The House Sparrow’s favorite food is fruit. Despite being considered a pest itself, the House Sparrow is beneficial when it comes to pest control, feeding on well-established pests like moths and cotton caterpillars.
- Scientific name: Molothrus ater
- Length: 6.3 – 8.7 in
- Weight: 1.1 – 2.1 oz
- Wingspan: 14 in
These birds are so stocky you may think they’ve been hitting the gym lately. But knowing that the female lays more than three dozen eggs per summer, you’ll understand that they need that strength.
A surplus of strength is a dangerous thing, though, because with power comes responsibility, and the Brown-Headed Cowbird is far from responsible. This bird makes a habit of destroying the eggs of other birds, causing the numbers of already endangered species to drop even more.
- Scientific name: Dryobates pubescens
- Length: 5.5 – 7.1 in
- Weight: 0.71 – 1.16 oz
- Wingspan: 9.8 – 12.2 in
Being short and small has its perks. Who better to testify to this than our Downy Woodpecker friend?

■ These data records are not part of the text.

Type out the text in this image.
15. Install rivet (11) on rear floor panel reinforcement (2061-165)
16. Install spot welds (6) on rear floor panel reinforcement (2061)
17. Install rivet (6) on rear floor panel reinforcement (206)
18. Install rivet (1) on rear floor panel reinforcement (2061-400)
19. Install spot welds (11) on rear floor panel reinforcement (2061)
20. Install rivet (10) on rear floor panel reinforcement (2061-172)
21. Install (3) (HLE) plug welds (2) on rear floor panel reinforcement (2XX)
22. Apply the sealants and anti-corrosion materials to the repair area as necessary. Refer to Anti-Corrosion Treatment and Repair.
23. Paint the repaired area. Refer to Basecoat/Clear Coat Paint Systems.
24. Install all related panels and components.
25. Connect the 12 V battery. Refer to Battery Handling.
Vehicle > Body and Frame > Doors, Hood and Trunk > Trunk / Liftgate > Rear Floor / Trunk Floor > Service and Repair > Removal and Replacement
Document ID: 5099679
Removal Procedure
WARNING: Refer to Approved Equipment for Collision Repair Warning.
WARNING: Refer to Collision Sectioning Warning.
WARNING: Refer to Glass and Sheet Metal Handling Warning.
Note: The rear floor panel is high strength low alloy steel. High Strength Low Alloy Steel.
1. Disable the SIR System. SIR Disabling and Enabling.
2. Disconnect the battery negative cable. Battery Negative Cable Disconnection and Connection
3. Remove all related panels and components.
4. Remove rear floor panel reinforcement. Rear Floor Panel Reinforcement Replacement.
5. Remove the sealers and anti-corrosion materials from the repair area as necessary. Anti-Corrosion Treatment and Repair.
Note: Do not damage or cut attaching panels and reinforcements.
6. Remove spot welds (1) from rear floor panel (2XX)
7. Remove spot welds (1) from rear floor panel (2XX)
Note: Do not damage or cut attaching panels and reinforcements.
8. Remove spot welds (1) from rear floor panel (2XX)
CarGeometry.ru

This bird’s tiny size enables it to tap into food hidden in small branches, which would have otherwise been inaccessible.
It’s no wonder, then, that insects comprise the overwhelming majority of this woodpecker’s diet. Bur if you want to attract it to your bird feeder, suet is the way to go.
Arkansas has a plethora of birds on its land, in its water, and its skies! If you’re already a resident, congratulations! You can enjoy great bird watching all year round. And the ease with which you can attract birds to your home makes it that much easier to pursue this pastime.
If you don’t live in Arkansas, think about taking a trip to Bill Clinton’s home state and check out the wonderful variety of birds in Arkansas!